Friday, July 09, 2004

Politics and Governance

This was originally a paper I wrote on politics as required by Mr. Louie Montemar:

I want to start my paper with a cliché, as most articles, papers and novels are not started off. I have never been one to really engage in or even think about politics or politicking for that matter. Allow me to clarify that Mr. Montemar has, if I recall correctly, made the argument that politics is something that we could never totally eradicate from our lives, and has suggested the term politicking to articulate the sentiments of many misinformed people – my ignorant and misinformed self included of course. Well Sir, if you think that I have been beating around the bush with my quaint but totally irrelevant opening, you are correct. To tell you the truth, I had to ask a number of people for suggestions as to what a good topic might be. Most proposed topics given to me can be generally classified as current events and I, being one who never got into the habit of reading periodicals even through constant insistence on my part (somehow I never got past the comics section whenever I tried), believed that I could never write a sensible-enough paper about politics - sensible-enough, to merit a grade to suit my purpose that is. The fact of the matter is, I have never had a concrete idea of politics before my POLIGOV subject although I suspect that I already had many first hand experiences of it in my life. The agonizing part is that, thinking that I have almost finished the subject, I would have already recalled these particular moments of my life and identified them with politics. But I do not - and that obviously, is my troublesome ball-and-chain as of the moment.

Moving on from a clumsy start, I would like to give a somewhat informal discussion of politics the way I have haphazardly experienced it in my life. Modest as these haphazard encounters with politics might be compared to most people, I believe that it would serve my purpose in this particular paper. If not, I would always have the consolation that what I have written here is better (forgive me for my arrogance) than the lousy paper a certain Ms. Marquez has submitted to the same professor I am writing this paper for. A word of petition on my part though, please do not share my sentiments with other people in any case as it would only embarrass me nor inform Ms. Marquez of my opinion about her paper.

This card tells the story of a real person who lived during the Holocaust…

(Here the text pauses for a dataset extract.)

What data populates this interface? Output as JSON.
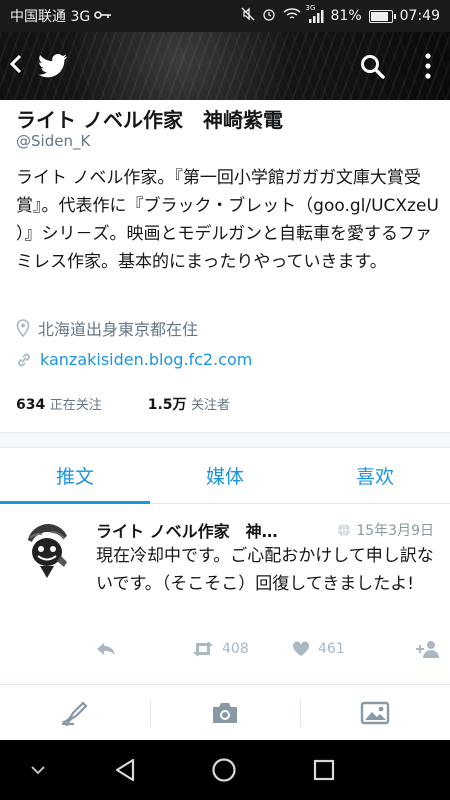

Anyway, in the summer of two thousand and three, I found myself walking towards a museum whose name caught my fancy – United States Holocaust Memorial Museum. After minutes of lining up for admission, I was dutifully inspecting a makeshift identification card a museum personnel gave me (she said it was part of the program). I was supposed to be Ilona Karfunkel Kalman, born on May 12, 1906 in Erdobenye, Hungary and that I was gassed upon arrival in Auschwitz. That information I thought to myself, sounded somewhat grim. Wouldn’t you agree with me dear Sir?
Of course, important aspects of a discussion are always given definition and to provide just that, let me quote its description from the museum pamphlet. The Holocaust was the state-sponsored, systematic persecution and annihilation of European Jewry by Nazi Germany and its collaborators between 1933 and 1945. During that time, I later on learned, six million Jews were murdered as well as Poles, Roma or gypsies, people with disabilities. They were all targeted for destruction or decimation for racial, ethnic and national reasons as they were believed to be a race weaker than that of Hitler’s Aryan race. Millions more, including homosexuals, Jehovah’s Witnesses, Soviet prisoners of war, and political dissidents, also suffered grievous oppression and death under Nazi tyranny. And I was offered a glimpse of this horror as I saw videos, pictures and materials that spoke of the said oppression. One section of the exhibit that engraved itself in my mind was a section where a room (to give a descriptive estimate, half the size of Gokongwei rooms) was full of mounds and mounds of shoes. They were all grey with ash and looked beaten. On a wall wrote (or something like it anyway) we are the witnesses of a great injustice as our owners were thrown into the flame. We could survive the fire, their flesh however, could not.

I remember that I could not even begin to describe what it was that I felt upon reading those words as I stood there fully alive with my trusty Kickers on. Suffice to say that the emotions I felt during that moment are beyond the pale of my descriptive capacity for melancholy. Call it a reaction. An affective orientation if you wish to be politically correct.

For the dead and the living we must bear witness…(Ellie Weisel)

The deaths, the massacre and the injustice, all these stemmed from one political ideology – fascism. And fascism as we know it has a face, that of Adolf Hitler’s. The Holocaust as I see it was an inhumane exercise of power and authority in the name of one political ideology – the unity and harmony of government and society defined by opposition to forces that might weaken that collective unity (Danziger). Fascism is a philosophy that would give rapid development to a country. Fascism as displayed by Hitler however, was an idea poisoned and corrupted by personal loathing which he crafted and spilled amongst the German people.
Put it this way, Fascism had great ideological promise I’d give it that but perhaps the way the ideology was interpreted and the means of execution for reaching fascism’s political goals were just too costly and in the strictest argument, bible-sense wrong. No such aggregate of people should suffer in account of any ideology be it political, economic or social in nature. We do not need any form of education to know that. Politics I believe should only be a mechanism for enhancing the people but the reality is, it is a double-edged sword like many other things.